Enter 0b10101010 as Operand A, choose A AND B (&), and enter 0x0F as Operand B / mask with an 8-bit width. Hexadecimal becomes 0x0A, Binary becomes 0b0000 1010 when nibble grouping is on, and Changed from A reports 2 of 8. The Bit Impact Map shows that the high-nibble one bits were cleared while the low-nibble lanes were preserved.

Rotate a 16-bit word

Enter 0x1234, choose Rotate A left (ROL), set Shift / rotate count to 4, and use a 16-bit width. Hexadecimal becomes 0x2341. The result differs from a left shift because the high nibble wraps back into the low nibble instead of being discarded.

Compare arithmetic and logical right shift

Enter 0xF0000000 with a 32-bit width and shift by 4. With A logical right shift (>>>), Hexadecimal becomes 0x0F000000 because zeroes enter from the left. With A arithmetic right shift (>>), the signed high bit is preserved and the result reads as 0xFF000000. Check Decimal signed two's complement before deciding which behavior matches your language or CPU note.

Fix a base mismatch warning

If Operand A is 0xFF and Input A base is forced to Binary, the warning says the prefix does not match the selected base. Switch Input A base to Auto or Hexadecimal, then confirm Decimal unsigned reports 255 at an 8-bit width. If the intended binary value was the bare digits 11111111, remove the hex prefix and keep Binary selected.

FAQ:

Why does NOT depend on register width?

NOT flips every lane inside the selected register. At 8 bits, ~0x0F becomes 0xF0; at 16 bits, it becomes 0xFFF0. Check the width badge before copying complemented results.

What is the difference between arithmetic and logical right shift?

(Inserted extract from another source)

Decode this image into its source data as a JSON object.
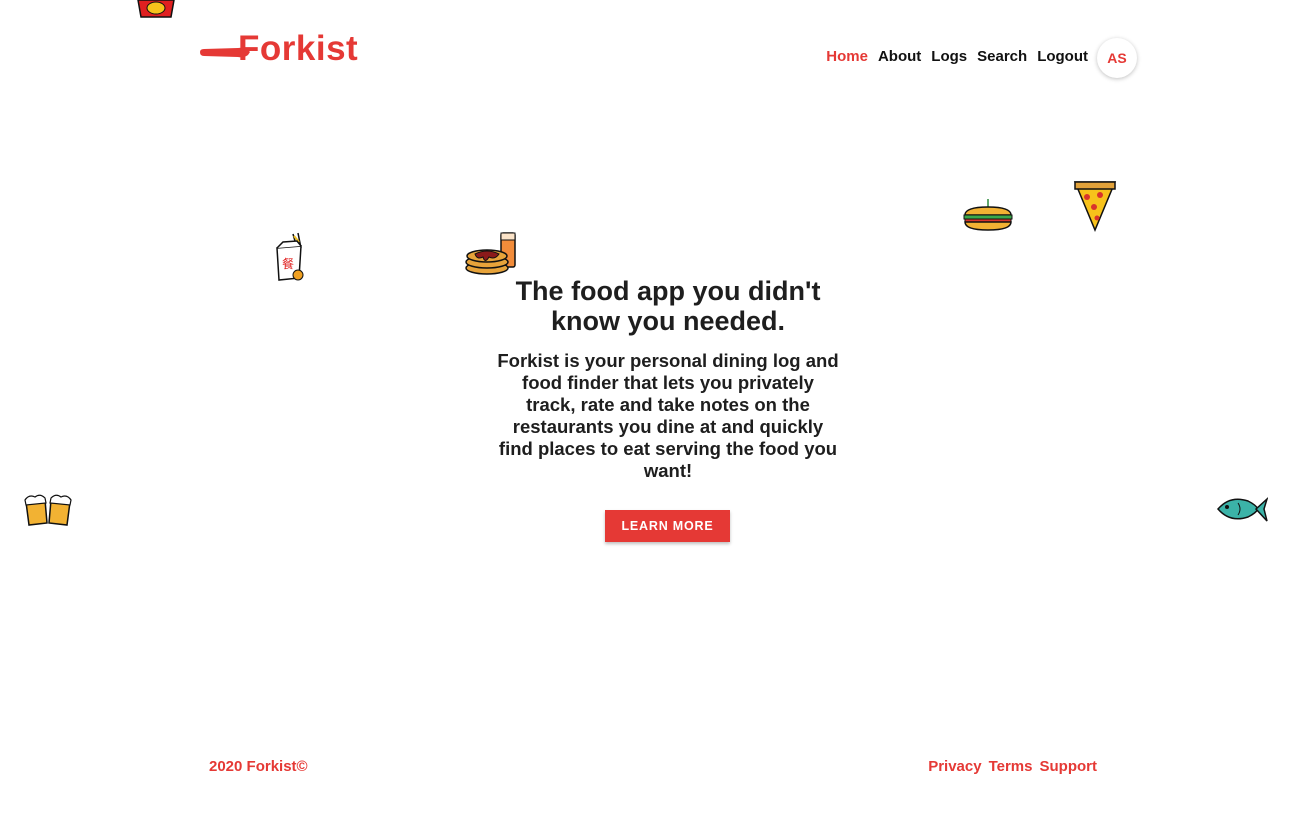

Arithmetic right shift preserves the sign bit after reading Operand A as signed. Logical right shift fills high positions with zero. They match for many non-negative patterns but diverge when the sign bit is set.

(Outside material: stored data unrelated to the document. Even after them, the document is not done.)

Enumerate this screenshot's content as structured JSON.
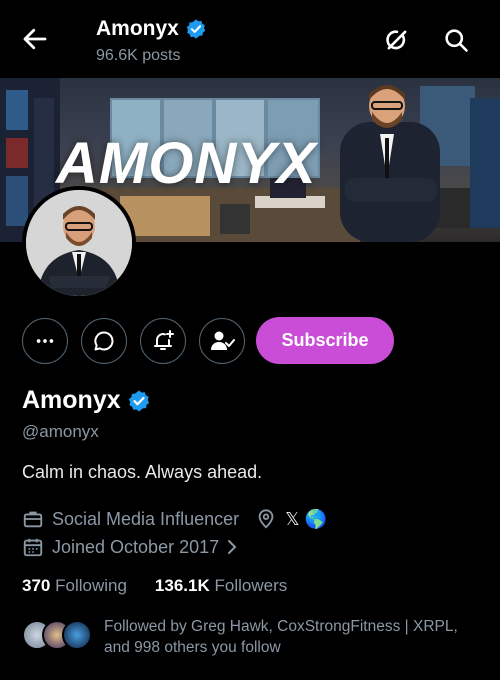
{
  "header": {
    "title": "Amonyx",
    "posts_count": "96.6K posts",
    "icons": [
      "back-arrow-icon",
      "grok-icon",
      "search-icon"
    ]
  },
  "banner": {
    "logo_text": "AMONYX"
  },
  "actions": {
    "buttons": [
      "more-icon",
      "message-icon",
      "notify-add-icon",
      "following-user-icon"
    ],
    "subscribe_label": "Subscribe"
  },
  "profile": {
    "name": "Amonyx",
    "handle": "@amonyx",
    "bio": "Calm in chaos. Always ahead.",
    "category": "Social Media Influencer",
    "location": "𝕏 🌎",
    "joined": "Joined October 2017",
    "following_count": "370",
    "following_label": "Following",
    "followers_count": "136.1K",
    "followers_label": "Followers",
    "followed_by": "Followed by Greg Hawk, CoxStrongFitness | XRPL, and 998 others you follow"
  },
  "colors": {
    "background": "#000000",
    "verified": "#1d9bf0",
    "subscribe": "#c94dd6",
    "secondary_text": "#8b98a5"
  }
}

Can I paste values with spaces or underscores?

Yes. Spaces, underscores, commas, and apostrophes are ignored inside numeric literals, so grouped values such as 0b1010_1100 or 1,024 can be entered directly.

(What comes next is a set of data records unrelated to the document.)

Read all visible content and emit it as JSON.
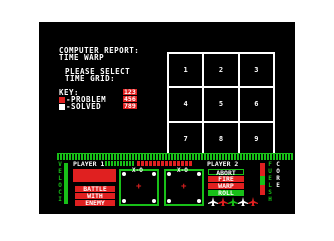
{
  "report": {
    "line1": "COMPUTER REPORT:",
    "line2": "TIME WARP",
    "prompt1": "PLEASE SELECT",
    "prompt2": "TIME GRID:",
    "key_label": "KEY:",
    "key_items": [
      {
        "label": "-PROBLEM",
        "value": "456",
        "color": "#e02020"
      },
      {
        "label": "-SOLVED",
        "value": "789",
        "color": "#ffffff"
      }
    ],
    "key_value_top": "123"
  },
  "time_grid": {
    "cells": [
      "1",
      "2",
      "3",
      "4",
      "5",
      "6",
      "7",
      "8",
      "9"
    ]
  },
  "console": {
    "player1_label": "PLAYER 1",
    "player2_label": "PLAYER 2",
    "left_column": [
      "V",
      "E",
      "L",
      "O",
      "C",
      "I",
      "T",
      "Y"
    ],
    "right_column_a": [
      "F",
      "U",
      "E",
      "L",
      "S",
      "H",
      "I",
      "P"
    ],
    "right_column_b": [
      "C",
      "O",
      "R",
      "E"
    ],
    "left_panel_text": [
      "BATTLE",
      "WITH",
      "ENEMY"
    ],
    "center_left_glyph": "+",
    "center_right_glyph": "+",
    "panel_labels": [
      "X-O",
      "X-O"
    ],
    "right_menu": {
      "item1": "FIRE",
      "item2": "WARP",
      "item3": "ROLL",
      "item4": "ABORT"
    },
    "ships": [
      "white",
      "red",
      "green",
      "white",
      "red"
    ]
  },
  "colors": {
    "screen_bg": "#000000",
    "text": "#ffffff",
    "accent_red": "#e02020",
    "accent_green": "#18c018",
    "border_bg": "#ffffff"
  }
}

Why does a bare value like 1010 look wrong?

With Auto base, a bare 1010 is decimal unless you force Binary. Use Input A base or Input B base when the text has no 0b, 0o, or 0x prefix.

Does a test-bit result prove a permission is enabled?

It proves only that the selected bit position is set in the chosen register width. The application, protocol, or device documentation still decides which named permission or flag that bit represents.

Glossary:

Operand
The integer value being used by a bitwise operation, shown as Operand A and, for binary operations, Operand B.
Mask
A bit pattern used to keep, set, clear, toggle, or test selected lanes.
Register width
The number of bit positions available for the stored pattern, such as 8, 16, 32, 64, 128, or 256 bits.
Two's complement
The common signed-integer reading where the top bit carries negative weight when it is set.
Sign bit
The most significant bit when the register is interpreted as a signed two's-complement value.
Logical right shift
A right shift that fills newly opened high positions with zero.
Arithmetic right shift
A right shift that fills newly opened high positions with copies of the sign bit.
Rotate
A circular shift where bits leaving one end of the register re-enter at the other end.